Man arrested outside Cantor event convicted of trespassing
It took almost a year to the day, but officials in Louisa County have finally settled the case of a man arrested after causing a disturbance before an Eric Cantor campaign event at a local coffee shop.
In case you forgot about Jon Taylor, here is my story from last year.
And below is the raw video from the event (Which is approaching 55,000 views on YouTube)
Today, Judge Timothy K. Sanner convicted Taylor of trespassing and was sentenced to a pretty light $100 fine.
Taylor was convicted in a lower court but he appealed his case to this Circuit Level where the conviction was upheld.
The case brought a degree of interest to Cantor’s 2010 re-election bid which was exceptionally uneventful. At the time Cantor was accused of holding events that were designed only to encourage his supporters. Democrats, like Taylor charged that Cantor was working to keep them away from him, so they couldn’t challenge his positions.
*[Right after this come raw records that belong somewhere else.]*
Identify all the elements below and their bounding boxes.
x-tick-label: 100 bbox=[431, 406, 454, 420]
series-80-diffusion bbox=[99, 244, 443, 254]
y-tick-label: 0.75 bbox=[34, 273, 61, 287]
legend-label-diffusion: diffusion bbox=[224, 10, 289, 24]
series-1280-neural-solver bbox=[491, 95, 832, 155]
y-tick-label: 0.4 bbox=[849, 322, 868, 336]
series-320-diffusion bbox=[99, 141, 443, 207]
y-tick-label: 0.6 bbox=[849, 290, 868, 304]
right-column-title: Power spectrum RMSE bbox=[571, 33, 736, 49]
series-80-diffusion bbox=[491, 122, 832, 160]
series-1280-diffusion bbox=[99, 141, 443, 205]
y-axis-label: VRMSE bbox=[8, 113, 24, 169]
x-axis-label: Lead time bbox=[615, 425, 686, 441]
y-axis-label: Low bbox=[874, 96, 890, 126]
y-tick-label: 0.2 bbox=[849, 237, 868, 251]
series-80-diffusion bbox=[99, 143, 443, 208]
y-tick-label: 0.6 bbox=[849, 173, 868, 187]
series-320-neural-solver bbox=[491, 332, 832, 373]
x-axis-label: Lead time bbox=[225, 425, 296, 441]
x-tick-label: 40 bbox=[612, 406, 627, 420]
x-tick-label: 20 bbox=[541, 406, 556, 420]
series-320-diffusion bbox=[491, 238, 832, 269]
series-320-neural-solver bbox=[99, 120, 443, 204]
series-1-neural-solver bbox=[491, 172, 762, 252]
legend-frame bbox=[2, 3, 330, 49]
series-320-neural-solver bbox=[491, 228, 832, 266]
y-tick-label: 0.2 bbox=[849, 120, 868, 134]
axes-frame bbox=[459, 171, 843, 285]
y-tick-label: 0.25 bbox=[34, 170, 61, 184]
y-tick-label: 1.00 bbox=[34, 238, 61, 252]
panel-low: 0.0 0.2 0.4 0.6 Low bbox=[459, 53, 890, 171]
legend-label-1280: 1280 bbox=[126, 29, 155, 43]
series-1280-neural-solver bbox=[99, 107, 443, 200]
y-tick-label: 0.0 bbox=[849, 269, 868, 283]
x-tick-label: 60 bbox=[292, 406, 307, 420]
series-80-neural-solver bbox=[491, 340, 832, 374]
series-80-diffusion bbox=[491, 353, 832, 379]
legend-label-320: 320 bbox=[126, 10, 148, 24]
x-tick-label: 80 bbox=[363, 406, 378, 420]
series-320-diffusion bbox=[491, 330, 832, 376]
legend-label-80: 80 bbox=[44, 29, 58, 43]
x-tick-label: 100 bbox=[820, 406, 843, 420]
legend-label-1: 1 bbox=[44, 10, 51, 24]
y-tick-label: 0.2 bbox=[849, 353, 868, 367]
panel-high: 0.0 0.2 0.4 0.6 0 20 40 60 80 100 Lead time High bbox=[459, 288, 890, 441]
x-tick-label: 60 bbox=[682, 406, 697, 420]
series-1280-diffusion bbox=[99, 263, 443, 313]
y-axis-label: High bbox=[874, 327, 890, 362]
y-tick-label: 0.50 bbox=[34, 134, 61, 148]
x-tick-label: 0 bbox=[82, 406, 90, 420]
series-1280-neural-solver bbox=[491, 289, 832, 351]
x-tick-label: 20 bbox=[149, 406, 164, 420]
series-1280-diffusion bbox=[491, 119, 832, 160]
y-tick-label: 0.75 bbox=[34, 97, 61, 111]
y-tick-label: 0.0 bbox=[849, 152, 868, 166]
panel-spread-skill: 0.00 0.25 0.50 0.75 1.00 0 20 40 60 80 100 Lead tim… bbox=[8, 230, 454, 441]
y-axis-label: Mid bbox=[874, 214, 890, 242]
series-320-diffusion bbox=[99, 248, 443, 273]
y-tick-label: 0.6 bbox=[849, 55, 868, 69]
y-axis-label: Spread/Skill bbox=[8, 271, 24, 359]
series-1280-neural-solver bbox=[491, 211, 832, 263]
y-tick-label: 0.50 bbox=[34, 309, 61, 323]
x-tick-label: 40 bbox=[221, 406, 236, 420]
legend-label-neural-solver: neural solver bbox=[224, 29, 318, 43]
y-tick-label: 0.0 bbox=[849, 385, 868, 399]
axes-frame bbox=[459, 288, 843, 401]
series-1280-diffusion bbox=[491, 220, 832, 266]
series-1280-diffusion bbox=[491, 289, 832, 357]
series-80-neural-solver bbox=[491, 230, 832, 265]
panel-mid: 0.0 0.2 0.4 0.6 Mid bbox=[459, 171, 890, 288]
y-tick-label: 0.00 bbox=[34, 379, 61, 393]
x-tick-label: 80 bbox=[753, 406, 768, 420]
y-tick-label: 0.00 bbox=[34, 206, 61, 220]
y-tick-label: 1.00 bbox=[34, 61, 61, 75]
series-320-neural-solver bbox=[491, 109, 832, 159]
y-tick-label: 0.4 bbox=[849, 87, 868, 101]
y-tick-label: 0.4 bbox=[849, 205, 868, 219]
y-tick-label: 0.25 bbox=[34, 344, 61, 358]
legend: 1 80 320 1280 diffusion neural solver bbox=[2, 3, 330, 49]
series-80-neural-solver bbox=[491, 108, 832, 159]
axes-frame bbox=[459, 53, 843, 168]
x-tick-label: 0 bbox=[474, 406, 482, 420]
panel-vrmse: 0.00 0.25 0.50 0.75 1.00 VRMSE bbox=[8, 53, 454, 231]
Cantor denied that charge in an interview with me the day before the election:
The full release on the Louisa County Circuit Court decision can be found after the jump:
Man Convicted of Trespassing at Cantor Event
-Man to pay fine for his behavior.–
Louisa – Today, Judge Timothy K. Sanner, convicted Jonathan Taylor of trespassing for his actions on the private property of another after being told to leave by the owner. On October 25, 2010, Ray Minter hosted an event for Representative Eric Cantor (R) at his coffee shop. When the owner asked the defendant to leave his shop the defendant refused to leave. Under the law a person must leave the property of another when asked to leave. The defendant was convicted of the offense in the lower trial court on February 2, 2011 but appealed is case to the Circuit Court who granted him a second trial and was again convicted of again following a three hour trial.
On speaking about the conviction Stephen Sharpe, who prosecuted the case, said “the Commonwealth is happy justice was served and that the private property rights of a Louisa business owner were upheld.” The defendant was sentenced to pay a fine of $100.00.